To investigate the normality assumption for the difference in ratios for the two methods

difference<- Karlsruhe_Method-Lehigh_Method

qqnorm(difference, main = "Normal Probability Plot of difference bewteen both methods ")

qqline(difference)

ANSWER e) From the Normal probability Plot of difference in ratios of the Karlsruhe Method and Lehigh Method, we can state that the normality assumptions is that data is normally distributed

ANSWER f) The role of normality assumption in the paired t-test is that the paired t-test considers the difference between the paired groups.
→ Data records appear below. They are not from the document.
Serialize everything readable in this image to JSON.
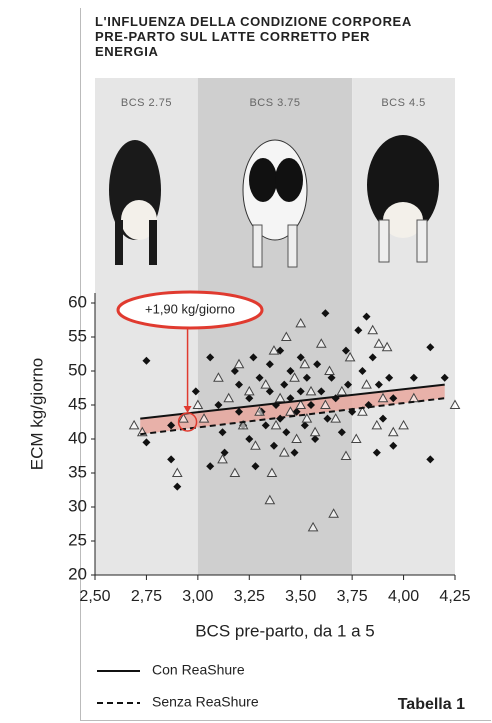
{
  "chart_data": {
    "type": "scatter",
    "title": "L'INFLUENZA DELLA CONDIZIONE CORPOREA PRE-PARTO SUL LATTE CORRETTO PER ENERGIA",
    "x_label": "BCS pre-parto, da 1 a 5",
    "y_label": "ECM kg/giorno",
    "xlim": [
      2.5,
      4.25
    ],
    "ylim": [
      20,
      60
    ],
    "xticks": [
      {
        "value": 2.5,
        "label": "2,50"
      },
      {
        "value": 2.75,
        "label": "2,75"
      },
      {
        "value": 3.0,
        "label": "3,00"
      },
      {
        "value": 3.25,
        "label": "3,25"
      },
      {
        "value": 3.5,
        "label": "3,50"
      },
      {
        "value": 3.75,
        "label": "3,75"
      },
      {
        "value": 4.0,
        "label": "4,00"
      },
      {
        "value": 4.25,
        "label": "4,25"
      }
    ],
    "yticks": [
      20,
      25,
      30,
      35,
      40,
      45,
      50,
      55,
      60
    ],
    "bands": [
      {
        "label": "BCS 2.75",
        "range": [
          2.5,
          3.0
        ],
        "color": "#e6e6e6"
      },
      {
        "label": "BCS 3.75",
        "range": [
          3.0,
          3.75
        ],
        "color": "#cfcfcf"
      },
      {
        "label": "BCS 4.5",
        "range": [
          3.75,
          4.25
        ],
        "color": "#e6e6e6"
      }
    ],
    "series": [
      {
        "name": "Con ReaShure",
        "marker": "diamond",
        "color": "#111111",
        "dash": false,
        "x": [
          2.75,
          2.75,
          2.87,
          2.87,
          2.9,
          2.99,
          3.06,
          3.06,
          3.1,
          3.12,
          3.13,
          3.18,
          3.2,
          3.2,
          3.22,
          3.25,
          3.25,
          3.27,
          3.28,
          3.3,
          3.31,
          3.33,
          3.35,
          3.35,
          3.37,
          3.38,
          3.4,
          3.4,
          3.42,
          3.43,
          3.45,
          3.45,
          3.47,
          3.48,
          3.5,
          3.5,
          3.52,
          3.53,
          3.55,
          3.57,
          3.58,
          3.6,
          3.62,
          3.63,
          3.65,
          3.67,
          3.7,
          3.72,
          3.73,
          3.75,
          3.78,
          3.8,
          3.82,
          3.83,
          3.85,
          3.87,
          3.88,
          3.9,
          3.93,
          3.95,
          4.05,
          4.13,
          4.13,
          4.2,
          3.95
        ],
        "values": [
          51.5,
          39.5,
          42,
          37,
          33,
          47,
          52,
          36,
          45,
          41,
          38,
          50,
          44,
          48,
          42,
          40,
          46,
          52,
          36,
          49,
          44,
          42,
          51,
          47,
          39,
          45,
          53,
          43,
          48,
          41,
          46,
          50,
          38,
          44,
          52,
          47,
          42,
          49,
          45,
          40,
          51,
          47,
          58.5,
          43,
          49,
          46,
          41,
          53,
          48,
          44,
          56,
          50,
          58,
          45,
          52,
          38,
          48,
          43,
          49,
          46,
          49,
          53.5,
          37,
          49,
          39
        ],
        "fit": {
          "x": [
            2.72,
            4.2
          ],
          "values": [
            43,
            48
          ]
        }
      },
      {
        "name": "Senza ReaShure",
        "marker": "triangle",
        "color": "#444444",
        "dash": true,
        "x": [
          2.69,
          2.73,
          2.9,
          2.93,
          3.0,
          3.03,
          3.1,
          3.12,
          3.15,
          3.18,
          3.2,
          3.22,
          3.25,
          3.28,
          3.3,
          3.33,
          3.35,
          3.36,
          3.37,
          3.38,
          3.4,
          3.42,
          3.43,
          3.45,
          3.47,
          3.48,
          3.5,
          3.5,
          3.52,
          3.53,
          3.55,
          3.56,
          3.57,
          3.6,
          3.62,
          3.64,
          3.66,
          3.67,
          3.7,
          3.72,
          3.74,
          3.77,
          3.8,
          3.82,
          3.85,
          3.87,
          3.9,
          3.92,
          3.95,
          4.0,
          4.05,
          4.25,
          3.88
        ],
        "values": [
          42,
          41,
          35,
          43,
          45,
          43,
          49,
          37,
          46,
          35,
          51,
          42,
          47,
          39,
          44,
          48,
          31,
          35,
          53,
          42,
          46,
          38,
          55,
          44,
          49,
          40,
          57,
          45,
          51,
          43,
          47,
          27,
          41,
          54,
          45,
          50,
          29,
          43,
          47,
          37.5,
          52,
          40,
          44,
          48,
          56,
          42,
          46,
          53.5,
          41,
          42,
          46,
          45,
          54
        ],
        "fit": {
          "x": [
            2.72,
            4.2
          ],
          "values": [
            40.7,
            46
          ]
        }
      }
    ],
    "difference_color": "#e8a79e",
    "annotation": {
      "text": "+1,90 kg/giorno",
      "x": 2.95,
      "y": 42.5,
      "color": "#e03a2f"
    },
    "table_label": "Tabella 1"
  }
}
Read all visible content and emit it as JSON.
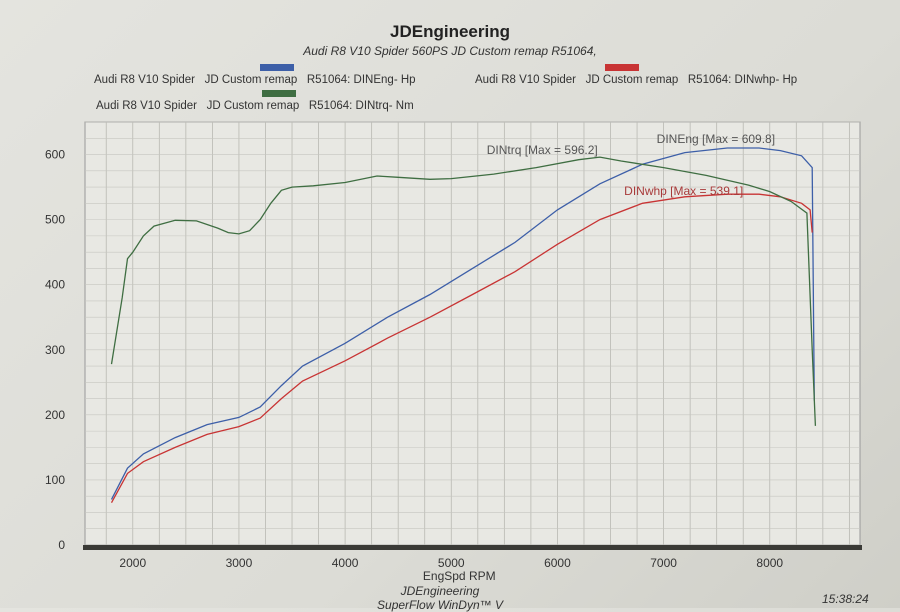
{
  "header": {
    "title": "JDEngineering",
    "subtitle": "Audi R8 V10 Spider 560PS  JD Custom remap   R51064,"
  },
  "legend": [
    {
      "vehicle": "Audi R8 V10 Spider",
      "tune": "JD Custom remap",
      "channel": "R51064: DINEng- Hp",
      "color": "#3d5fa8"
    },
    {
      "vehicle": "Audi R8 V10 Spider",
      "tune": "JD Custom remap",
      "channel": "R51064: DINwhp-  Hp",
      "color": "#c83434"
    },
    {
      "vehicle": "Audi R8 V10 Spider",
      "tune": "JD Custom remap",
      "channel": "R51064: DINtrq- Nm",
      "color": "#3f6e42"
    }
  ],
  "footer": {
    "line1": "JDEngineering",
    "line2": "SuperFlow WinDyn™ V",
    "time": "15:38:24"
  },
  "chart_data": {
    "type": "line",
    "title": "JDEngineering",
    "xlabel": "EngSpd  RPM",
    "ylabel": "",
    "xlim": [
      1550,
      8850
    ],
    "ylim": [
      0,
      650
    ],
    "xticks": [
      2000,
      3000,
      4000,
      5000,
      6000,
      7000,
      8000
    ],
    "yticks": [
      0,
      100,
      200,
      300,
      400,
      500,
      600
    ],
    "grid": true,
    "legend_placement": "top",
    "annotations": [
      {
        "text": "DINtrq [Max = 596.2]",
        "series": "DINtrq"
      },
      {
        "text": "DINEng [Max = 609.8]",
        "series": "DINEng"
      },
      {
        "text": "DINwhp [Max = 539.1]",
        "series": "DINwhp"
      }
    ],
    "series": [
      {
        "name": "R51064: DINEng- Hp",
        "color": "#3d5fa8",
        "x": [
          1800,
          1950,
          2100,
          2400,
          2700,
          3000,
          3200,
          3400,
          3600,
          4000,
          4400,
          4800,
          5200,
          5600,
          6000,
          6400,
          6800,
          7200,
          7600,
          7900,
          8100,
          8300,
          8400,
          8420
        ],
        "y": [
          70,
          118,
          140,
          165,
          185,
          196,
          212,
          245,
          275,
          310,
          350,
          385,
          425,
          465,
          515,
          555,
          585,
          603,
          610,
          610,
          606,
          598,
          580,
          222
        ]
      },
      {
        "name": "R51064: DINwhp-  Hp",
        "color": "#c83434",
        "x": [
          1800,
          1950,
          2100,
          2400,
          2700,
          3000,
          3200,
          3400,
          3600,
          4000,
          4400,
          4800,
          5200,
          5600,
          6000,
          6400,
          6800,
          7200,
          7600,
          7900,
          8100,
          8300,
          8380,
          8400
        ],
        "y": [
          65,
          110,
          128,
          150,
          170,
          182,
          195,
          225,
          252,
          283,
          318,
          350,
          385,
          420,
          462,
          500,
          525,
          535,
          539,
          539,
          535,
          525,
          515,
          480
        ]
      },
      {
        "name": "R51064: DINtrq- Nm",
        "color": "#3f6e42",
        "x": [
          1800,
          1900,
          1950,
          2000,
          2100,
          2200,
          2400,
          2600,
          2800,
          2900,
          3000,
          3100,
          3200,
          3300,
          3400,
          3500,
          3700,
          4000,
          4300,
          4500,
          4800,
          5000,
          5400,
          5800,
          6200,
          6400,
          6600,
          7000,
          7400,
          7800,
          8000,
          8200,
          8350,
          8400,
          8430
        ],
        "y": [
          278,
          380,
          440,
          450,
          475,
          490,
          499,
          498,
          487,
          480,
          478,
          483,
          500,
          525,
          545,
          550,
          552,
          557,
          567,
          565,
          562,
          563,
          570,
          580,
          592,
          596,
          590,
          580,
          568,
          553,
          543,
          528,
          510,
          300,
          183
        ]
      }
    ]
  }
}
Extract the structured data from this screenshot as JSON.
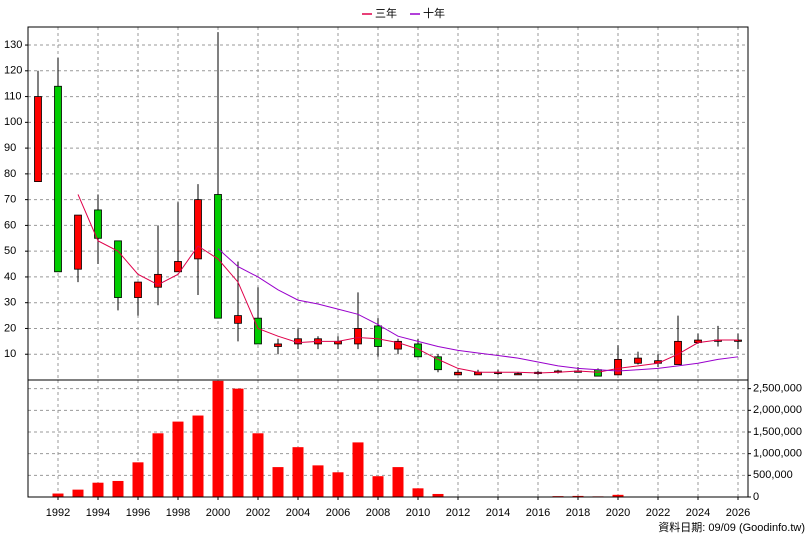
{
  "chart_data": [
    {
      "type": "candlestick",
      "x": [
        1991,
        1992,
        1993,
        1994,
        1995,
        1996,
        1997,
        1998,
        1999,
        2000,
        2001,
        2002,
        2003,
        2004,
        2005,
        2006,
        2007,
        2008,
        2009,
        2010,
        2011,
        2012,
        2013,
        2014,
        2015,
        2016,
        2017,
        2018,
        2019,
        2020,
        2021,
        2022,
        2023,
        2024,
        2025,
        2026
      ],
      "open": [
        77,
        114,
        43,
        66,
        54,
        32,
        36,
        42,
        47,
        72,
        22,
        24,
        13,
        14,
        14,
        14,
        14,
        21,
        12,
        14,
        9,
        2,
        2,
        2.5,
        2,
        2.5,
        3,
        3,
        4,
        2,
        6.5,
        6.5,
        6,
        14.5,
        15,
        15
      ],
      "close": [
        110,
        42,
        64,
        55,
        32,
        38,
        41,
        46,
        70,
        24,
        25,
        14,
        14,
        16,
        16,
        15,
        20,
        13,
        15,
        9,
        4,
        3,
        3,
        3,
        2.5,
        3,
        3.5,
        3.5,
        1.5,
        8,
        8.5,
        7.5,
        15,
        15.5,
        15.5,
        15.5
      ],
      "high": [
        120,
        125,
        64,
        72,
        54,
        38,
        60,
        69,
        76,
        135,
        46,
        36,
        16,
        20,
        17,
        17,
        34,
        24,
        16,
        16,
        10,
        4,
        4,
        4,
        3,
        3.5,
        4,
        5,
        4.5,
        13.5,
        11,
        10,
        25,
        18,
        21,
        18
      ],
      "low": [
        77,
        42,
        38,
        45,
        27,
        25,
        29,
        42,
        33,
        24,
        15,
        14,
        10,
        12,
        12,
        12,
        12,
        9,
        10,
        9,
        3,
        2,
        2,
        2,
        2,
        2,
        2.5,
        3,
        1.5,
        2,
        6,
        5,
        6,
        14,
        13,
        12
      ],
      "up_color": "#ff0000",
      "down_color": "#00cc00",
      "series": [
        {
          "name": "三年",
          "color": "#e0004a",
          "values": [
            null,
            null,
            72,
            54,
            50,
            41,
            37,
            41,
            52,
            47,
            38,
            20,
            17,
            14.5,
            15,
            15,
            16.5,
            16,
            14.5,
            12,
            8,
            4.5,
            3,
            3,
            3,
            2.7,
            3,
            3.5,
            3,
            4.5,
            5.5,
            6.5,
            10,
            14.5,
            15.5,
            15.5
          ]
        },
        {
          "name": "十年",
          "color": "#9900cc",
          "values": [
            null,
            null,
            null,
            null,
            null,
            null,
            null,
            null,
            null,
            51,
            44,
            40,
            35,
            31,
            29.5,
            27.5,
            25.5,
            21.5,
            17,
            15,
            13,
            11.5,
            10.5,
            9.5,
            8.5,
            7,
            5.5,
            4.5,
            4,
            3.5,
            4,
            4.5,
            5.5,
            6.5,
            8,
            9
          ]
        }
      ],
      "xlim": [
        1990.5,
        2026.5
      ],
      "xticks": [
        1992,
        1994,
        1996,
        1998,
        2000,
        2002,
        2004,
        2006,
        2008,
        2010,
        2012,
        2014,
        2016,
        2018,
        2020,
        2022,
        2024,
        2026
      ],
      "ylim": [
        0,
        137
      ],
      "yticks": [
        10,
        20,
        30,
        40,
        50,
        60,
        70,
        80,
        90,
        100,
        110,
        120,
        130
      ],
      "grid": true,
      "legend": "top"
    },
    {
      "type": "bar",
      "x": [
        1991,
        1992,
        1993,
        1994,
        1995,
        1996,
        1997,
        1998,
        1999,
        2000,
        2001,
        2002,
        2003,
        2004,
        2005,
        2006,
        2007,
        2008,
        2009,
        2010,
        2011,
        2012,
        2013,
        2014,
        2015,
        2016,
        2017,
        2018,
        2019,
        2020,
        2021,
        2022,
        2023,
        2024,
        2025,
        2026
      ],
      "values": [
        10000,
        80000,
        170000,
        330000,
        370000,
        800000,
        1470000,
        1740000,
        1880000,
        2680000,
        2500000,
        1470000,
        690000,
        1150000,
        730000,
        570000,
        1260000,
        480000,
        690000,
        200000,
        70000,
        5000,
        5000,
        10000,
        10000,
        10000,
        20000,
        25000,
        15000,
        50000,
        5000,
        5000,
        10000,
        10000,
        5000,
        5000
      ],
      "color": "#ff0000",
      "xlim": [
        1990.5,
        2026.5
      ],
      "xticks": [
        1992,
        1994,
        1996,
        1998,
        2000,
        2002,
        2004,
        2006,
        2008,
        2010,
        2012,
        2014,
        2016,
        2018,
        2020,
        2022,
        2024,
        2026
      ],
      "ylim": [
        0,
        2700000
      ],
      "yticks": [
        0,
        {
          "value": 500000,
          "label": "500,000"
        },
        {
          "value": 1000000,
          "label": "1,000,000"
        },
        {
          "value": 1500000,
          "label": "1,500,000"
        },
        {
          "value": 2000000,
          "label": "2,000,000"
        },
        {
          "value": 2500000,
          "label": "2,500,000"
        }
      ],
      "grid": true
    }
  ],
  "footer": "資料日期: 09/09 (Goodinfo.tw)"
}
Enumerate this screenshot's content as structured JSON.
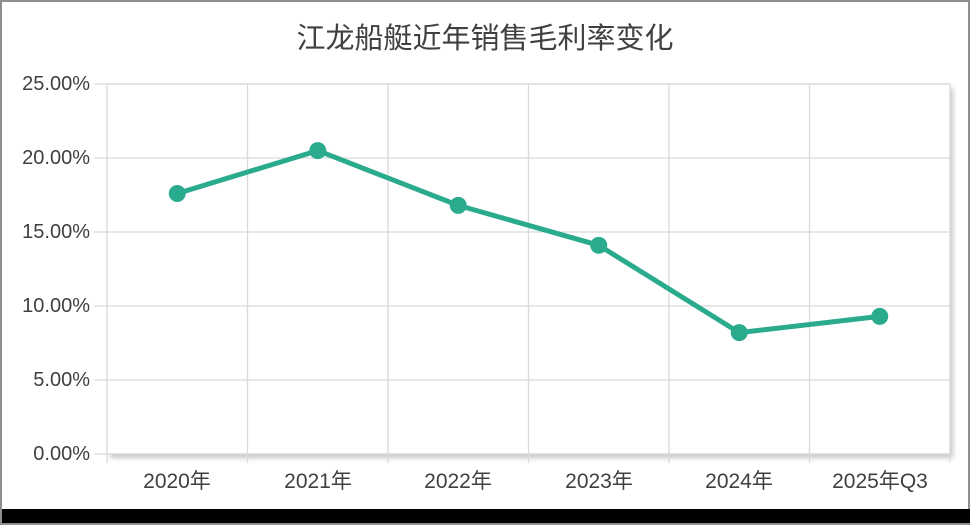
{
  "page": {
    "background_color": "#ffffff",
    "frame_border_color": "#8e8e8e",
    "bottom_bar_color": "#000000"
  },
  "chart": {
    "title_color": "#404040",
    "axis_label_color": "#404040",
    "gridline_color": "#d9d9d9",
    "line_color": "#2bab8e",
    "plot_background": "#ffffff"
  },
  "chart_data": {
    "type": "line",
    "title": "江龙船艇近年销售毛利率变化",
    "categories": [
      "2020年",
      "2021年",
      "2022年",
      "2023年",
      "2024年",
      "2025年Q3"
    ],
    "values": [
      17.6,
      20.5,
      16.8,
      14.1,
      8.2,
      9.3
    ],
    "unit": "%",
    "xlabel": "",
    "ylabel": "",
    "ylim": [
      0,
      25
    ],
    "y_tick_interval": 5,
    "y_tick_labels": [
      "25.00%",
      "20.00%",
      "15.00%",
      "10.00%",
      "5.00%",
      "0.00%"
    ],
    "grid": true,
    "legend": "none",
    "marker": "circle"
  }
}
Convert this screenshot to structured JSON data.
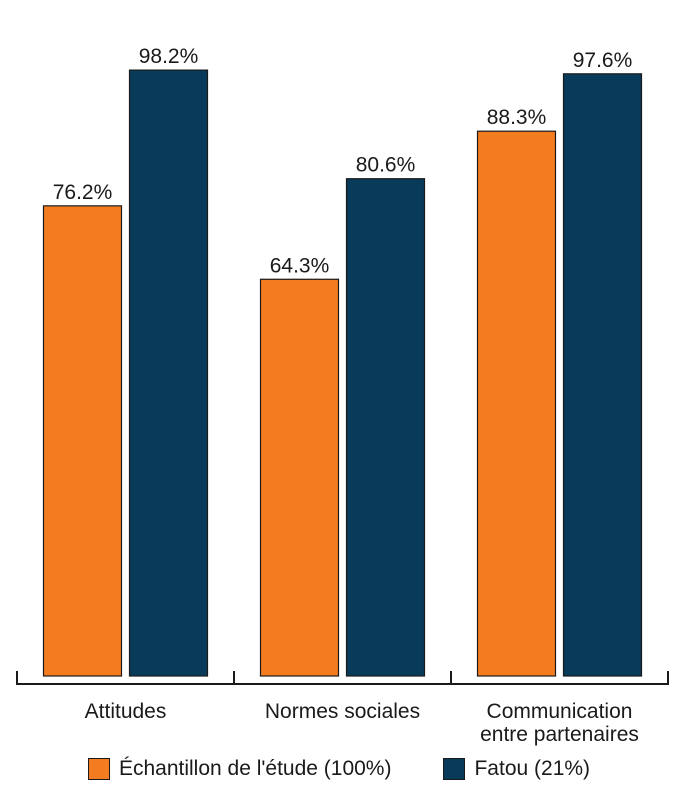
{
  "chart_data": {
    "type": "bar",
    "title": "",
    "xlabel": "",
    "ylabel": "",
    "ylim": [
      0,
      100
    ],
    "grid": false,
    "legend_placement": "bottom",
    "categories": [
      [
        "Attitudes"
      ],
      [
        "Normes sociales"
      ],
      [
        "Communication",
        "entre partenaires"
      ]
    ],
    "series": [
      {
        "name": "Échantillon de l'étude (100%)",
        "color": "#f47c20",
        "values": [
          76.2,
          64.3,
          88.3
        ],
        "labels": [
          "76.2%",
          "64.3%",
          "88.3%"
        ]
      },
      {
        "name": "Fatou (21%)",
        "color": "#083a5a",
        "values": [
          98.2,
          80.6,
          97.6
        ],
        "labels": [
          "98.2%",
          "80.6%",
          "97.6%"
        ]
      }
    ]
  }
}
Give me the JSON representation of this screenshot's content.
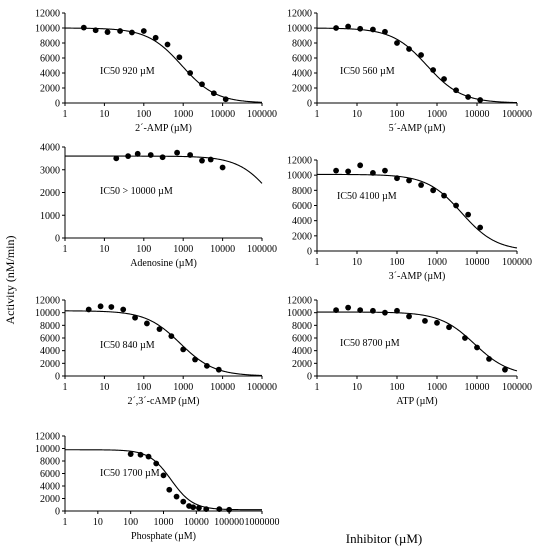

For a sample size below 30, We must assume the normality of the given data and this can be checked by visualizing the data by plotting Boxplots or Normal Probability Plots.In case of sample size above 30 we assume normality, hence it meets the central limit theorem

Question No.2.29

e

Testing Hypothesis:-

H0 : µ1 = µ2 Null Hypothesis is that two means are equal and there is no difference between two means

H1: µ1 ≠ µ2 Alternative Hypothesis is that two means are not equal and there is difference between two means

p95<-c(11.176,7.089,8.097,11.739,11.291,10.759,6.467,8.315)
q100<-c(5.263,6.748,7.461,7.015,8.133,7.418,3.772,8.963)
sd(p95)
## [1] 2.099564
sd(q100)
## [1] 1.640427
qqnorm(p95,main ="Normal Probability Plot for p95°C", ylab= "kA", xlab="temp")
qqline(p95)

qqnorm(q100,main ="Normal Probability Plot for q100°C", ylab= "kA", xlab="temp")
qqline(q100)

ANSWER e) From the Normal probability Plot of photoresist thickness that is Normal Probability Plot for p95°C and the Normal Probability Plot for q100°C ,we can state that the normality assumptions is that data is normally distributed with few exceptions

Also smaller sample size can result in non normal distribution as the sample size has a direct effect on the distribution

f

To find the power of this test for detecting actual difference in means of 2.5kA

d<-sd(p95)
e<-sd(q100)
f<-sqrt((d^2+e^2)/2)
f
## [1] 1.884034
power.t.test(n=8,delta=2.5,sd=1.884034,sig.level = 0.05, power = NULL,alternative = c("one.sided"))
## 
##      Two-sample t test power calculation 
## 
##               n = 8
##           delta = 2.5
##              sd = 1.884034
##       sig.level = 0.05
##           power = 0.809887
##     alternative = one.sided
## 
## NOTE: n is number in *each* group

ANSWER f) The value of power of this test is 0.809887

Question No.2.27

Testing Hypothesis:-

H0 : µ1 = µ2 Null Hypothesis is that two means are equal and there is no difference between two means

H1: µ1 ≠ µ2 Alternative Hypothesis is that two means are not equal and there is difference between two means

μ1 is the mean of data of C2F6 p125 flow

μ2 is the mean of data of C2F6 q200 flow

Here as sample size is not large so We will check the normality by plotting the Normal Probability plots

p125<-c(2.7,4.6,2.6,3.0,3.2,3.8)
q200<-c(4.6,3.4,2.9,3.5,4.1,5.1)
qqnorm(p125, main = "Normal Probability Plot for p125")
qqline(p125)

qqnorm(q200, main = "Normal Probability plot for q200")
qqline(q200)

From the Normal probability Plot of photoresist thickness that is Normal Probability Plot for p95°C and the Normal Probability Plot for q100°C ,we can state that the normality assumptions is that data is normally distributed with few exceptions

To test the hypothesis using Non-parametric method, we will test the hypothesis using the mann whitney U test

wilcox.test(p125,q200)
## Warning in wilcox.test.default(p125, q200): cannot compute exact p-value with
## ties
## 
##  Wilcoxon rank sum test with continuity correction
## 
## data:  p125 and q200
## W = 9.5, p-value = 0.1994
## alternative hypothesis: true location shift is not equal to 0

ANSWER a) No, the flow rate C2F6 does not affect the average etch uniformity. As the value of p is 0.1994,which is greater than 0.05. Hence we fail to reject the null hypothesis.